Bridgit Mendler’s Northwood Space Contributes to NASA
- Juliana Garcia
- Nov 14, 2025
- 2 min read
Bridgit Mendler is known to many as a former actress and singer—especially for her lead role on Good Luck Charlie (2010–2014). However, she has taken a surprising and ambitious turn into the space and aerospace sector: co-founding and becoming CEO of the startup Northwood Space, which aims to modernize how data is transferred between Earth and space.

Her work intersects space-industry infrastructure in ways that might serve NASA and other national/international space programs.
Early in life, Mendler achieved prominence as a Disney Channel actress and singer-songwriter. After her TV career, she pursued higher education: she attended the Massachusetts Institute of Technology (MIT) Media Lab, earning a Master’s and working toward a PhD, and also enrolled at Harvard Law School, earning a JD in 2024.
In February 2024, Mendler announced the launch of Northwood Space (with initial seed funding of about $6.3 million). She says her motivation came during the pandemic. Over the pandemic, she and her husband were building antennas and receiving data from NOAA satellites and thinking, “This infrastructure is ripe for an overhaul.”
Mendler’s contribution is Northwood Space’s ambition, which is to redesign and scale ground-station infrastructure for satellites and space-based data, which is a critical but under-discussed component of space systems. While Northwood is still in its growth phase, its focus on infrastructure complements NASA’s interest in reducing cost, increasing data throughput, and supporting an ever-growing fleet of satellites (both NASA’s and commercial partners).
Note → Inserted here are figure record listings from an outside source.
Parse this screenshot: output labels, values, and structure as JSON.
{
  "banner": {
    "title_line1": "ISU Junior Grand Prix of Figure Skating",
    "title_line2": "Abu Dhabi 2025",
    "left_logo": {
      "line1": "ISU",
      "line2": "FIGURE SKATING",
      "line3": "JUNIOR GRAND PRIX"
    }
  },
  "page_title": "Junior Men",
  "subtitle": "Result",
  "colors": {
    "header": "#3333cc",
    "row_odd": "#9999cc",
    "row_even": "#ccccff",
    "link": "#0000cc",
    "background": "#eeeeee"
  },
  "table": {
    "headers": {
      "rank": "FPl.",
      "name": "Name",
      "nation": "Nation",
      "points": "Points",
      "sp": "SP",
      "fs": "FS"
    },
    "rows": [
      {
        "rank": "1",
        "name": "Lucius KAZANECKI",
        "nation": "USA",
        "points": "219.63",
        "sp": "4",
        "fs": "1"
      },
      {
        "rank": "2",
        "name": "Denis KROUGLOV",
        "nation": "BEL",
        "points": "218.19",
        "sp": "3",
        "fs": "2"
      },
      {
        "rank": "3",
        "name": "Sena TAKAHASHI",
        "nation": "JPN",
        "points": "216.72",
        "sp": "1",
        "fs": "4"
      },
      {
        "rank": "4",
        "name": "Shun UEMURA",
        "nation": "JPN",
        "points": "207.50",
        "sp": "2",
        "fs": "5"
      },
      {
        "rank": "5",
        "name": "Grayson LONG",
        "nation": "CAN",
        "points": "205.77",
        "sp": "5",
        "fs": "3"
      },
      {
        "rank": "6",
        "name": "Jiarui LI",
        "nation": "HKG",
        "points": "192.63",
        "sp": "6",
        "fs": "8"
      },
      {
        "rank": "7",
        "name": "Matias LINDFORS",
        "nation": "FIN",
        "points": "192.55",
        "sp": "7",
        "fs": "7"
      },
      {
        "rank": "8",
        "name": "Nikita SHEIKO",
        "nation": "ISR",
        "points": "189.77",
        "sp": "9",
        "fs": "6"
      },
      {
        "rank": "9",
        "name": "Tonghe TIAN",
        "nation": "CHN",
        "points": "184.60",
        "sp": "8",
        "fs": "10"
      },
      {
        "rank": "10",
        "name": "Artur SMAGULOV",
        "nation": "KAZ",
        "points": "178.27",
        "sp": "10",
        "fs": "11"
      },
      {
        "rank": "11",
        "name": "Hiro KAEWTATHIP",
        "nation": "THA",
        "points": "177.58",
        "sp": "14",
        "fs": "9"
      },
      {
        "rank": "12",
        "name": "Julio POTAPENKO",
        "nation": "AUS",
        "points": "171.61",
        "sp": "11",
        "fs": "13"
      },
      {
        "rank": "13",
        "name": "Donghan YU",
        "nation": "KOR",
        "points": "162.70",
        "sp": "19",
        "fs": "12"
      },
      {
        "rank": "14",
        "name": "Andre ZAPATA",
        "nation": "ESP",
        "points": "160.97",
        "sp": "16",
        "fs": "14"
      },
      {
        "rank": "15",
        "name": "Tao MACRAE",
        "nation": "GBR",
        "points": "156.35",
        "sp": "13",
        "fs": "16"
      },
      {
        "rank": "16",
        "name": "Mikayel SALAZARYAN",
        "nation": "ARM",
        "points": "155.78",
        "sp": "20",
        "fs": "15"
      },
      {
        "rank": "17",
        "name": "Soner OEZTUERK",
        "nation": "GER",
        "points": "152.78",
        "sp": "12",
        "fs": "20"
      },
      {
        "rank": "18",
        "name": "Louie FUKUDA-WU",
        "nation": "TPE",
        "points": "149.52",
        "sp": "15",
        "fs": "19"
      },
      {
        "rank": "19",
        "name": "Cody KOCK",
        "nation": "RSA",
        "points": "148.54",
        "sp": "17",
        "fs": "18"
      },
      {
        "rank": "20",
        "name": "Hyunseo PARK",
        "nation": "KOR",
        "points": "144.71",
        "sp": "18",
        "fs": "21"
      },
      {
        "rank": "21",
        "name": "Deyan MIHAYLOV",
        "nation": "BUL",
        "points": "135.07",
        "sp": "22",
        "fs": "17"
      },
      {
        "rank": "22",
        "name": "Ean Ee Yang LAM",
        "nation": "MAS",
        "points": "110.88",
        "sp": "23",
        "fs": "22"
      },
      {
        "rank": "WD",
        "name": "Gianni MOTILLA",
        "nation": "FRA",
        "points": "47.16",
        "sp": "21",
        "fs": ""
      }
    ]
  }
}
Although Mendler isn’t working for NASA, she is making important contributions on this project. More specifically, her contributions help with the following: building a “data highway” between Earth and space, helping satellites send tons of data down to Earth more efficiently, her startup’s mission intersects with the kind of infrastructure NASA uses and relies on for space communications and ground-stations, and the infrastructure improvements she is pursuing have meaningful downstream relevance to NASA’s operational and strategic goals.
Mendler’s journey from Disney Channel star to space-startup CEO is extraordinary. Her story also underscores the power of 'interdisciplinary trajectories' (from arts and media to STEM), the importance of infrastructure innovation, and the value of diversifying who builds the future of space.
By creating flexible, scalable ground stations and the tech to manage the growing data between Earth and space, Mendler and her company are helping NASA’s bigger mission—exploring space, collecting data, and supporting the next generation of space partners—even if it’s in a more behind-the-scenes way.